Monday, September 25, 2023

Why Knowing History Is Important

By Dominic Pino

Sunday, September 24, 2023

 

The Canadian parliament has offered a great illustration of why it’s important to know history.

 

Ukrainian president Volodymyr Zelensky was visiting Ottawa on Friday. As a gesture to Ukraine, the speaker of the Canadian parliament, Anthony Rota, invited a guest, Yaroslav Hunka.

 

Introducing the guest, Rota said, “We have here in chamber today, a Ukrainian Canadian veteran from the Second World War who fought for Ukrainian independence against the Russians and continues to support the troops today even at his age of 98.”

 

When he said “against the Russians” there, that should have triggered some deeper thinking.
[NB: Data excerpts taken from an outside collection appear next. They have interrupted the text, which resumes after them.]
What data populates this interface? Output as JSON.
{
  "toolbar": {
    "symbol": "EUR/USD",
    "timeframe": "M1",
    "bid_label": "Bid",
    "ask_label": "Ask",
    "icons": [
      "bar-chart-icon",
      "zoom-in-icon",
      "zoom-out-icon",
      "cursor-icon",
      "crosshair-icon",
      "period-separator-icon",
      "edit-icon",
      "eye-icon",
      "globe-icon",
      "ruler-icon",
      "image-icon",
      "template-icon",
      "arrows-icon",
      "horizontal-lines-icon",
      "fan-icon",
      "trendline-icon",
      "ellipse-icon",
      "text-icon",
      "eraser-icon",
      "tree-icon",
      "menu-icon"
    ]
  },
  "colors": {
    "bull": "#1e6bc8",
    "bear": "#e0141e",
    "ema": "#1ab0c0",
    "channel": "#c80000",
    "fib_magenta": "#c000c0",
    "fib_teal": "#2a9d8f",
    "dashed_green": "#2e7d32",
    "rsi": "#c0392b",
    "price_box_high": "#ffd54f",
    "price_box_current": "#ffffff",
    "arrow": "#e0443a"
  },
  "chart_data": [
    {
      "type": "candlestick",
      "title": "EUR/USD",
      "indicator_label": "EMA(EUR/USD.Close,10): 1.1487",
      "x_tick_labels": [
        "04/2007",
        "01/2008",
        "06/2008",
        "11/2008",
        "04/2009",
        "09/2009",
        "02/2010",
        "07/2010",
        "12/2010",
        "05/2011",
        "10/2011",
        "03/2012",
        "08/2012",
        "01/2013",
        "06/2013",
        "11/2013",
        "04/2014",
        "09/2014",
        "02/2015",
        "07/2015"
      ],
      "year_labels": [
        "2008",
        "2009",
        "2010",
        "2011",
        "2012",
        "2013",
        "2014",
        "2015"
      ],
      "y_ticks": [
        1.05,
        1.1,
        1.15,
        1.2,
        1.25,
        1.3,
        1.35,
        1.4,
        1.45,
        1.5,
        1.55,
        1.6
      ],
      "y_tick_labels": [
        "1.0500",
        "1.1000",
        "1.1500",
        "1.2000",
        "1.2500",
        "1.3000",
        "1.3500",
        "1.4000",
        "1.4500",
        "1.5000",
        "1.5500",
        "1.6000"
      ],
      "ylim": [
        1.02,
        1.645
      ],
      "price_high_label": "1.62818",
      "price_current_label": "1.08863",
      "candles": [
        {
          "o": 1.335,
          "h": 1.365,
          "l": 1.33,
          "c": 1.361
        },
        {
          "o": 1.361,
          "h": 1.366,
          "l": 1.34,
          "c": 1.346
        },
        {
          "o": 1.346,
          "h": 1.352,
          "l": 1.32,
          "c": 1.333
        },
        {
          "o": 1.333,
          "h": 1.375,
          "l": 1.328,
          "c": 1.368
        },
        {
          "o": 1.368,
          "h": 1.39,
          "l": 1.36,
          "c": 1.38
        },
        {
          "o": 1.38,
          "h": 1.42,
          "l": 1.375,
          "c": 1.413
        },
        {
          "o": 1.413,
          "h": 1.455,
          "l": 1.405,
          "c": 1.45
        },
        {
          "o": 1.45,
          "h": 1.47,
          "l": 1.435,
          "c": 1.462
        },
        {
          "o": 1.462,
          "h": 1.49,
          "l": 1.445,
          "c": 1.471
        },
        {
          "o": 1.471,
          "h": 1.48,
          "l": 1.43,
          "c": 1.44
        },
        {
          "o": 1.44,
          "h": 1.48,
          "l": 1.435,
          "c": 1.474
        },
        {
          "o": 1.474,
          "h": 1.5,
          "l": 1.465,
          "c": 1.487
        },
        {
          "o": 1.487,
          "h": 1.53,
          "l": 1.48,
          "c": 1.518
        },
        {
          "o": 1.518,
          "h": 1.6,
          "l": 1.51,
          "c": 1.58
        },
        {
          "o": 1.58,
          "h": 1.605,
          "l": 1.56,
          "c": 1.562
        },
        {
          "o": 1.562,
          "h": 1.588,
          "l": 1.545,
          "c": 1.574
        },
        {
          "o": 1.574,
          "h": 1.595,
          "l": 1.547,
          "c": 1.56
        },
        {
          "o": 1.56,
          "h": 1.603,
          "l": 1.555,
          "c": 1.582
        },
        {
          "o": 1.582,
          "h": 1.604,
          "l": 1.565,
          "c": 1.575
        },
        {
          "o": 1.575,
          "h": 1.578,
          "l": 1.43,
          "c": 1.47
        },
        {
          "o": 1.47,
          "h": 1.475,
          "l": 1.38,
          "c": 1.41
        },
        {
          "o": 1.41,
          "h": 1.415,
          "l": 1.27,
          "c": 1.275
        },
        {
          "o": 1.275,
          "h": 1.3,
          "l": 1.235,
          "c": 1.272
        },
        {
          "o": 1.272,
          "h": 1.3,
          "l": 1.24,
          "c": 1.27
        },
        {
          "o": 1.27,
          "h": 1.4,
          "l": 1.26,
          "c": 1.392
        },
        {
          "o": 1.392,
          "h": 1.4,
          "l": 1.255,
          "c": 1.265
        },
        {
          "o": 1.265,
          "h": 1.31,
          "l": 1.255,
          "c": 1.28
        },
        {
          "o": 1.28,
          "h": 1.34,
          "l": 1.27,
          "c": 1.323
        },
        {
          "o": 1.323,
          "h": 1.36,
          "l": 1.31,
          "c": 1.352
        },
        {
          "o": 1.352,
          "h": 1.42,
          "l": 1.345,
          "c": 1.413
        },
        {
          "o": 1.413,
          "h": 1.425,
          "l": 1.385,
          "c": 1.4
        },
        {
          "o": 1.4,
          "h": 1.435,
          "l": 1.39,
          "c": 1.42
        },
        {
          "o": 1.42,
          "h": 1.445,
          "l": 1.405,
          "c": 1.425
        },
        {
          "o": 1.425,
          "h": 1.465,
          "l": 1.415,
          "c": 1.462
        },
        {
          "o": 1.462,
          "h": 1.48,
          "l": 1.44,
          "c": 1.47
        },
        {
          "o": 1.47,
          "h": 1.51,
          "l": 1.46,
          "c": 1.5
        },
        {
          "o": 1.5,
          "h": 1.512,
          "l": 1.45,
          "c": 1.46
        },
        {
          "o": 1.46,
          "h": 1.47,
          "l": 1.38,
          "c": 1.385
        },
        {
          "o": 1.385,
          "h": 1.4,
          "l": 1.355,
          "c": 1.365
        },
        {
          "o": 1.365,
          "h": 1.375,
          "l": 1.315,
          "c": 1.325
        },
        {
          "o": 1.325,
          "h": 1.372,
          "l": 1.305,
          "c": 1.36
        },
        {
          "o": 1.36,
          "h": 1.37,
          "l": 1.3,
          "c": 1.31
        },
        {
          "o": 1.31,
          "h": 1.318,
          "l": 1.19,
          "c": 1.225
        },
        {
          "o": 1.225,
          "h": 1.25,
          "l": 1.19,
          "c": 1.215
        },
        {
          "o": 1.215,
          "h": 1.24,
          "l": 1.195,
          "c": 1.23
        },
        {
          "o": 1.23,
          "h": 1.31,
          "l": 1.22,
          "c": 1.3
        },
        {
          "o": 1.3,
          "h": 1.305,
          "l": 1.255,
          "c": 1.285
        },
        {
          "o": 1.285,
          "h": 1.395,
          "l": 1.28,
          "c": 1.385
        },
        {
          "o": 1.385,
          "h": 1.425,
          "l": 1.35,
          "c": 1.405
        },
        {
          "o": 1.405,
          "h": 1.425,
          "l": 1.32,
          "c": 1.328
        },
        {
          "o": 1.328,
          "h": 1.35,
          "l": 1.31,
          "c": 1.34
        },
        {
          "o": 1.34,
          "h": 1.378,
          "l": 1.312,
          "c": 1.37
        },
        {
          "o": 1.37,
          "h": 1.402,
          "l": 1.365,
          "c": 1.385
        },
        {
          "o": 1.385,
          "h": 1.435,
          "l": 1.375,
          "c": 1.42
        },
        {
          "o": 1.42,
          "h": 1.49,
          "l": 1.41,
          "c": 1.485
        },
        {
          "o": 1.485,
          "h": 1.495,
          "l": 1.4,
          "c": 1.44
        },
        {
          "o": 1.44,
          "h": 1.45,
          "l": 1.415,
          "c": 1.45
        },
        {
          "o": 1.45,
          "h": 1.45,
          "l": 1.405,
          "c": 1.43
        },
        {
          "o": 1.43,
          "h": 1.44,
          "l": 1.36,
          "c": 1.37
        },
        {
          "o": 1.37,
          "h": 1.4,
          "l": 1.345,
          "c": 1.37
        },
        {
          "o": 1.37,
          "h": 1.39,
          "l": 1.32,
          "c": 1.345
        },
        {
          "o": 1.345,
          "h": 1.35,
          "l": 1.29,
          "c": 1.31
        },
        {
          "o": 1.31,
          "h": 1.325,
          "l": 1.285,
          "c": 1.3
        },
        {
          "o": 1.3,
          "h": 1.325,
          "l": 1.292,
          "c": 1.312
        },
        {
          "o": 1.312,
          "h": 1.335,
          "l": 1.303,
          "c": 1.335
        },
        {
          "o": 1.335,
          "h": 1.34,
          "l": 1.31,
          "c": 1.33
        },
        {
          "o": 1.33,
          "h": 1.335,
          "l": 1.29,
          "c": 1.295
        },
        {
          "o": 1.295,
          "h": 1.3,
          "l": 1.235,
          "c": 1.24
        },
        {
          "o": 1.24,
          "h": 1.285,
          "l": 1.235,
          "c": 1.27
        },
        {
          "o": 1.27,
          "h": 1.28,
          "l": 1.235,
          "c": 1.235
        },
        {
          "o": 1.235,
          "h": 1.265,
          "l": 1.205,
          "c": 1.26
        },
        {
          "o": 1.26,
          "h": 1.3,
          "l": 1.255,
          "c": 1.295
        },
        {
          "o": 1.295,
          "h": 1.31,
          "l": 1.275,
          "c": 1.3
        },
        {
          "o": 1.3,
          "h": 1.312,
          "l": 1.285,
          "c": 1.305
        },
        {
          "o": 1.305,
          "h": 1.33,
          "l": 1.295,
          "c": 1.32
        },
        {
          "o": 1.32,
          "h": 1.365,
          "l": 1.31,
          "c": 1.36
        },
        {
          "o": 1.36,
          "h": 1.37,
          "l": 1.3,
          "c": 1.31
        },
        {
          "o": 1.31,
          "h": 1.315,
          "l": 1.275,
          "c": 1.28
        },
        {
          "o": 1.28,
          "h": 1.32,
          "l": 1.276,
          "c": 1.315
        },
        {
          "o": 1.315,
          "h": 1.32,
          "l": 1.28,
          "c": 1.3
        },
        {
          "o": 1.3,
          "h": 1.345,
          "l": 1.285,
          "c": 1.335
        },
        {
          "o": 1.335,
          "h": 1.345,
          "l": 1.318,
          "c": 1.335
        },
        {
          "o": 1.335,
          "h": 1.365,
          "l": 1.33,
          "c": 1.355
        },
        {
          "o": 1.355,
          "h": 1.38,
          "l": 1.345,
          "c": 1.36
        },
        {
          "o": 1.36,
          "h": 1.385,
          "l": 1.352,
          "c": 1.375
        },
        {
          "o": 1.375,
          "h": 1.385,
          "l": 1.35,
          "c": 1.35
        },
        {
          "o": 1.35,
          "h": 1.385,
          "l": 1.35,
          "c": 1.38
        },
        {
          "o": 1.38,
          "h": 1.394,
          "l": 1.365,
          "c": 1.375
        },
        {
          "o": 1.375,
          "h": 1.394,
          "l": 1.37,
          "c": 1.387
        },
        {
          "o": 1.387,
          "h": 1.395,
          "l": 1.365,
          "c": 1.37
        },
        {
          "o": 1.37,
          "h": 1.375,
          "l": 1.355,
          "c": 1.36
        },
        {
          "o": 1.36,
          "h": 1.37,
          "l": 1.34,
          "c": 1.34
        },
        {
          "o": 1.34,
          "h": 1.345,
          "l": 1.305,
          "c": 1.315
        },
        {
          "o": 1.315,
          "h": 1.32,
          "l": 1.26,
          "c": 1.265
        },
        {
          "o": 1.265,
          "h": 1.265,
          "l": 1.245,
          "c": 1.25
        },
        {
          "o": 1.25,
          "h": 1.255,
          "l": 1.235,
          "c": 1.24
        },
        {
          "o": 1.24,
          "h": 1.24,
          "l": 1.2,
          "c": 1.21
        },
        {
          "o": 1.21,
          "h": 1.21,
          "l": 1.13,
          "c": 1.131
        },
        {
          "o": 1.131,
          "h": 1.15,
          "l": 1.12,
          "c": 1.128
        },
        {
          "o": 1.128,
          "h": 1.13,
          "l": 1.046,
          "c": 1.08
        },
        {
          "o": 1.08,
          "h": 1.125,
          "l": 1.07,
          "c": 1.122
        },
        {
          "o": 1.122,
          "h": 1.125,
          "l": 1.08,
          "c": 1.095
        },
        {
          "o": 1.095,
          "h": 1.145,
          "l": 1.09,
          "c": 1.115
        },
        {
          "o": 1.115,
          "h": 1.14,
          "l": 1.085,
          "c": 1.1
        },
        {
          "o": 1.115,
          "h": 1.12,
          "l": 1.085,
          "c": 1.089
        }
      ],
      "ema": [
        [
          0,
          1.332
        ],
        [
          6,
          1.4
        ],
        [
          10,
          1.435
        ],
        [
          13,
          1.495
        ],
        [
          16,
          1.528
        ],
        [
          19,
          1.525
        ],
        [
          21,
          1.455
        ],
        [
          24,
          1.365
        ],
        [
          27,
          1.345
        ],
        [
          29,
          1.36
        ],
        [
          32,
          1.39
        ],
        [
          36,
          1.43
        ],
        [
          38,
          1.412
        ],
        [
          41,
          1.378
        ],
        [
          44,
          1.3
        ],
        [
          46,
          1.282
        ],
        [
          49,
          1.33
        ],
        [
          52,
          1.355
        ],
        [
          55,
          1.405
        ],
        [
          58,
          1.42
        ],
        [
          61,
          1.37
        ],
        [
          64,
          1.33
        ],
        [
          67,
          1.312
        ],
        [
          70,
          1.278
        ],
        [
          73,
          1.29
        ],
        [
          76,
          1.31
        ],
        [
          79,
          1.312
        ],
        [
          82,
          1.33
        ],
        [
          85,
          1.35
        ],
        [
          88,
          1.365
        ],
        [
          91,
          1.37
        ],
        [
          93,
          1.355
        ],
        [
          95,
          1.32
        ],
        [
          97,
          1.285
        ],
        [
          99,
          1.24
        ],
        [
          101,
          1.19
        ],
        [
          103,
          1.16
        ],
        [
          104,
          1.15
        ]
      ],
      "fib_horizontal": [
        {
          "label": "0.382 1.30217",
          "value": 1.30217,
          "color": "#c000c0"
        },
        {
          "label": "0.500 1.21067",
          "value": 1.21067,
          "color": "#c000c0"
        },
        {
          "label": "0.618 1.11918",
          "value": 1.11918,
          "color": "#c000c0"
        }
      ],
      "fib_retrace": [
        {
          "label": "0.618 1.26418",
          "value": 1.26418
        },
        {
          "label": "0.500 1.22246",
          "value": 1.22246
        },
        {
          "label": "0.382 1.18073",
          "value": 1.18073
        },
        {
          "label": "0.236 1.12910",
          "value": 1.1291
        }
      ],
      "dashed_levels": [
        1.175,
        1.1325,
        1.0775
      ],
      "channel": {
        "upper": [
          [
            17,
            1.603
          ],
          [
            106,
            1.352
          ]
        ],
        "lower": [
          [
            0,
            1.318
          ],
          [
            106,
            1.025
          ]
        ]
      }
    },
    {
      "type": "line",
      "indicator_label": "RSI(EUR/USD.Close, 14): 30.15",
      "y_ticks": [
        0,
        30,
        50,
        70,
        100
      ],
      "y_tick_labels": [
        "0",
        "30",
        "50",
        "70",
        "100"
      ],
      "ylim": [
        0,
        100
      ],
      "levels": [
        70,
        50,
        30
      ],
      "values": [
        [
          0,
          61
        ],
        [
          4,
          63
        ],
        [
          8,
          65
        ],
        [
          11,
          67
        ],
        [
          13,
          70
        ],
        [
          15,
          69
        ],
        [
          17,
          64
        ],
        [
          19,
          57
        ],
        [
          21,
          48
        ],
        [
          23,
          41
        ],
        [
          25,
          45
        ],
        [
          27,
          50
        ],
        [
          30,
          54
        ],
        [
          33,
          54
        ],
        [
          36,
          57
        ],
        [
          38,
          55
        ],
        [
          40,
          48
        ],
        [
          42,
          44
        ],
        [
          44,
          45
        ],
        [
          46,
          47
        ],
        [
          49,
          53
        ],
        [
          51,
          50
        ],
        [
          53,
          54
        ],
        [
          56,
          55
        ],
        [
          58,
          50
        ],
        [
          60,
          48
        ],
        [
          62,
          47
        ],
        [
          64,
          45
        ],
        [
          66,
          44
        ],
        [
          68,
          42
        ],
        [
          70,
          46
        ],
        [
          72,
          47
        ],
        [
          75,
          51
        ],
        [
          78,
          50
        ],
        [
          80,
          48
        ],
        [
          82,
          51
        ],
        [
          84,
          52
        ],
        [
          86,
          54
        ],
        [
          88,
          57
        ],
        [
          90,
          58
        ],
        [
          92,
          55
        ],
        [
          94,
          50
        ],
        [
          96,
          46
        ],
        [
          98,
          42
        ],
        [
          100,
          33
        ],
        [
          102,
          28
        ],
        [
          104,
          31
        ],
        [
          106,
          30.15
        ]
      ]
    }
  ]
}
As Joe Warmington writes for the Toronto Sun:

 

Historians were confused by how a person could be fighting against the Russians when the then-Soviet army was aligned with the Allied forces, including Canada, against Hitler’s Germany which had occupied Ukraine. They quickly learned that Hunka had served with the First Ukrainian Division during the war and came to Canada after that.

 

That division was also known as the 14th Waffen Grenadier Division of the SS — referred to as the SS Galichina — and considered part of . . . Germany’s Nazi war machine.

 

Today Rota apologized and took full responsibility for the mistake of inviting someone who fought with the Nazis to be applauded in parliament.

 

But let’s think this through. Political operations like this don’t get planned by one person. How many people in Rota’s office — and the prime minister’s office, which would have likely been involved in planning this event — missed that someone fighting against the Russians in Eastern Europe during World War II might have some connection to the Nazis? Or at the very least, remember that at that point Canada was allied with the Russians against the Nazis?

 

It’s not as though World War II is a minor event in Canadian history. Over a million Canadians served in the war, and Canadian forces successfully led the assault on one of the five beaches on D-Day. That ought to be a source of national pride and be firmly secure in national memory.

 

The consequences of this mistake go beyond national embarrassment. It has elicited strong reactions from Canadian Jewish organizations, who justly and rightly feel offended by having someone who fought with the Nazis recognized in parliament, especially right before Yom Kippur. It also plays into Russian propaganda, which maintains that modern-day Ukrainians are all Nazis, and that the Russian invasion of 2022 was a fight against Naziism.

 

No deep knowledge of the specific dates of battles or the names of generals was required here. Simple recall of which country was on which side during World War II would have sufficed. Yet apparently nobody caught it.